Are you a good plane sleeper? That’s such an important skill.
I’m an anything, anywhere sleeper. I’m very lucky.
At what point in the process of this movie did you become involved? I know it was a Kickstarter project at first.
I came in later in the process — they had already filmed almost everything before I came in. And then Sam called and said, “I want to tell you this crazy story. You’re an adoptee as well, so I wanted to share this with you.” Sam and I go way back — we’ve known each other since the East Coast because we were both kid actors and we’d see each other at auditions. The story was mind-blowing. I seriously was like, “What the hell is going on? That’s unheard of. You’re literally The Parent Trap.” I asked what she needed help with and what I could do, and she said she was looking for an executive producer, and I said absolutely. And then the response from adoptees was so huge that we ended up starting a foundation together [Kindred: The Foundation for Adoption] as well.
Were you looking to take on more behind-the-scenes roles post-Glee?
I totally was. It sort of fell into my lap exactly when it was supposed to. I’d been thinking and talking more about directing. That was my goal for the year. But then things got so crazy and busy and [Twinsters] was perfect. But I definitely want to develop and produce and get my hands dirty in all aspects of it.
Do you have other projects like that coming up?
Not that I can talk about just yet! But there are rumblings.
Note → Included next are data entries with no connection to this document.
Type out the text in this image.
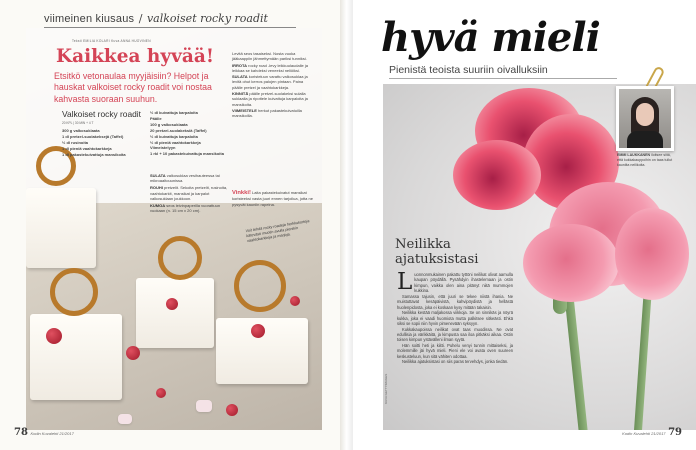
viimeinen kiusaus / valkoiset rocky roadit
Teksti EMILIA KOLARI Kuva ANNA HUOVINEN
Kaikkea hyvää!
Etsitkö vetonaulaa myyjäisiin? Helpot ja hauskat valkoiset rocky roadit voi nostaa kahvasta suoraan suuhun.
Valkoiset rocky roadit
20 KPL | 30 MIN + 4 T
300 g valkosuklaata
1 dl pretzel-suolakeksejä (Taffel)
½ dl rusinoita
1 dl pieniä vaahtokarkkeja
1 dl pakastekuivattuja mansikoita
½ dl kuivattuja karpaloita
Päälle
100 g valkosuklaata
20 pretzel-suolakeksiä (Taffel)
½ dl kuivattuja karpaloita
½ dl pieniä vaahtokarkkeja
Viimeistelyyn
1 rkl + 10 pakastekuivattuja mansikoita

SULATA valkosuklaa vesihauteessa tai mikroaaltouunissa.

ROUHI pretzelit. Sekoita pretzelit, rusinoita, vaahtokarkit, mansikat ja karpalot valkosuklaan joukkoon.

KUMOA seos leivinpaperilla vuorattuun vuokaan (n. 15 cm x 20 cm).

Levitä seos tasaiseksi. Nosta vuoka jääkaappiin jähmettymään pariksi tunniksi.

IRROTA rocky road -levy leikkuulaudalle ja leikkaa se kahdeksi veneeksi neliöiksi.

SULATA koristeluun varattu valkosuklaa ja levitä ohut kerros palojen pintaan. Paina päälle pretzel ja vaahtokarkkeja.

KINNITÄ päälle pretzel-suolakeksi sulalla suklaalla ja ripottele kuivattuja karpaloita ja mansikoita.

VIIMEISTELE herkut pakastekuivatuilla mansikoilla.

Vinkki! Laita pakastekuivatut mansikat koristeeksi vasta juuri ennen tarjoilua, jotta ne pysyvät kauniin rapeina.
Voit tehdä rocky roadeja herkkukorteja kätevästi muotin avulla pienikin vaahtokarkkeja ja marjoja.
78 Kodin Kuvalehti 21/2017
hyvä mieli
Pienistä teoista suuriin oivalluksiin
EMMI LAUKKANEN iloitsee siitä, että kukkakauppoihin on taas tullut kauniita neilikoita.
Neilikka
ajatuksistasi
L uonnonmukainen pakattu tyttöni neilikat olivat aamulla kaupan pöydällä. Pysähdyin ihastelemaan ja ostin kimpun, vaikka olen aina pitänyt niitä mummojen kukkina.

Samassa tajusin, että juuri se tekee niistä ihania. Ne muistuttavat kesäpäivistä, kahvipöydistä ja hellästä huolenpidosta, joka ei koskaan kysy mitään takaisin.

Neilikka kestää maljakossa viikkoja. Se on sinnikäs ja nöyrä kukka, joka ei vaadi huomiota mutta palkitsee sitkeästi. Ehkä siksi se sopii niin hyvin pimenevään syksyyn.

Kukkakaupoissa neilikat ovat taas muodissa. Ne ovat edullisia ja värikkäitä, ja kimpusta saa iloa pitkäksi aikaa. Ostin toisen kimpun ystävälleni ilman syytä.

Hän soitti heti ja kiitti. Puhelu venyi tunnin mittaiseksi, ja molemmille jäi hyvä mieli. Pieni ele voi avata oven suureen keskusteluun, kun sitä vähiten odottaa.

Neilikka ajatuksistasi on siis paras tervehdys, jonka tiedän.

KUVA GETTYIMAGES
Kodin Kuvalehti 21/2017 79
And then I’m definitely going to look into directing and shadowing some directors to get an idea of what that work is like, because it’s such a different part of your brain that you use, compared to being on set as an actor.
Your Glee castmates recently outed you as being a loud crier.
Who said that!?
It came up on Ellen! And then I think again at the Paley Fest panel.
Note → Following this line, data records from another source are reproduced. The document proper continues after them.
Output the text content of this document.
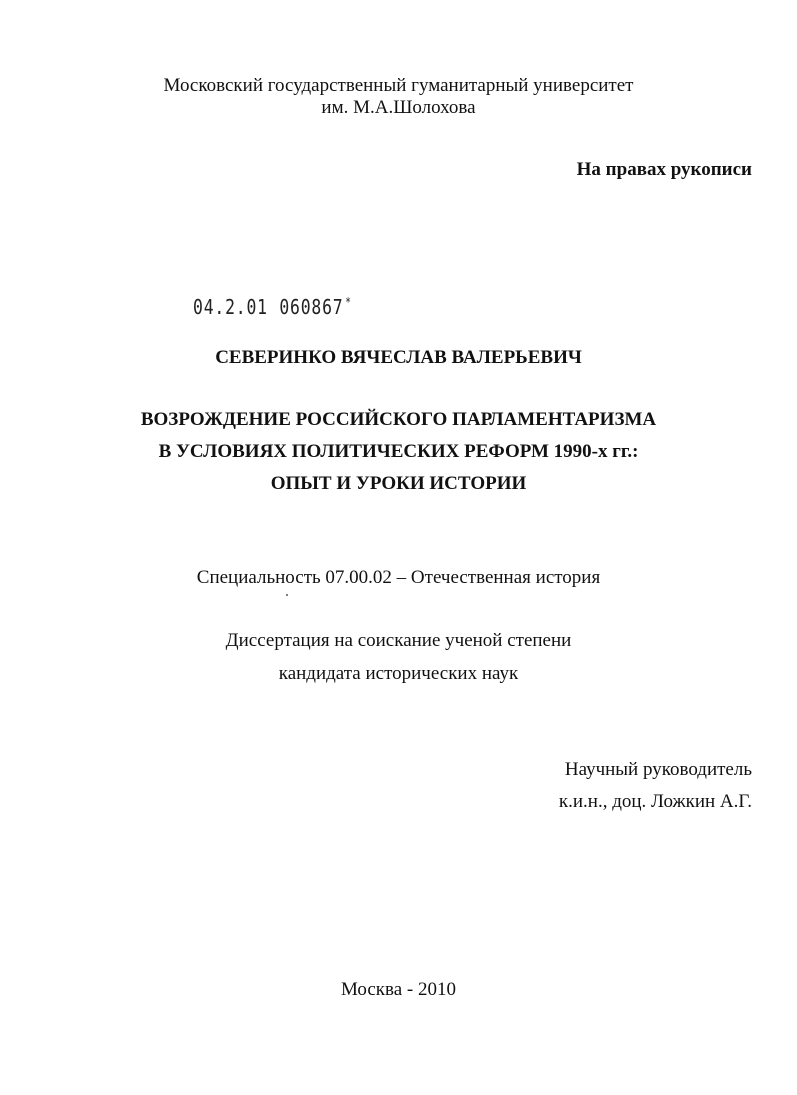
Московский государственный гуманитарный университет
им. М.А.Шолохова
На правах рукописи
04.2.01 060867 *
СЕВЕРИНКО ВЯЧЕСЛАВ ВАЛЕРЬЕВИЧ
ВОЗРОЖДЕНИЕ РОССИЙСКОГО ПАРЛАМЕНТАРИЗМА
В УСЛОВИЯХ ПОЛИТИЧЕСКИХ РЕФОРМ 1990-х гг.:
ОПЫТ И УРОКИ ИСТОРИИ
Специальность 07.00.02 – Отечественная история
Диссертация на соискание ученой степени
кандидата исторических наук
Научный руководитель
к.и.н., доц. Ложкин А.Г.
Москва - 2010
[Sarcastically] Oh, good. Yeah, [Lea Michele and I] are loud criers, actually. But we always cry, so it’s not a huge deal when we do.
So the loud crying wasn’t something that got in your way, working on an emotional project like Twinsters?
No, definitely not. These were like the quiet cries — the happier kind.
The film follows Sam and Anaïs as they do a homeland visit to Korea together, and your foundation helps make those trips possible for other adoptees. What do you think the value of those experiences is?
I think when [adoptees] are ready, it’s very important, in the sense that you learn about where you came from and how to be proud of it. A lot of the time international adoptees try so hard to be American and fit in, like every other kid in the world. But it’s a really beautiful thing when you’re ready to go home and see the culture you came from and how beautiful it is and how proud of it you can be.
And that definitely gets back to the movie for me, because I haven’t been back [to Seoul, where she was adopted from] yet – it’s not that I’m not ready, I just haven’t had time. So I’m actually planning to go in the next year or so with Sam. In the movie I got to see this beautiful culture and where I’m from, and all these people who are proud to be there, so I’m looking forward to it.
Maybe it’s just because I’ve been spending so much time thinking about Glee these past few days, but I saw a really strong parallel between Twinsters and the show, because both of them suggest that your relationships are what make your life special.
Yeah, absolutely. I think they both have a lot of heart. They’re both about embracing who you are and where you’ve come from, and realizing that you’re going to make it out okay and be a stronger person because of it.
I know you’ll be in France, but do you have plans to watch the finale?
Probably when I get home. I don’t think that we can see it in real time there. But I’ll watch it when I get home for sure, because I haven’t seen the finished product yet!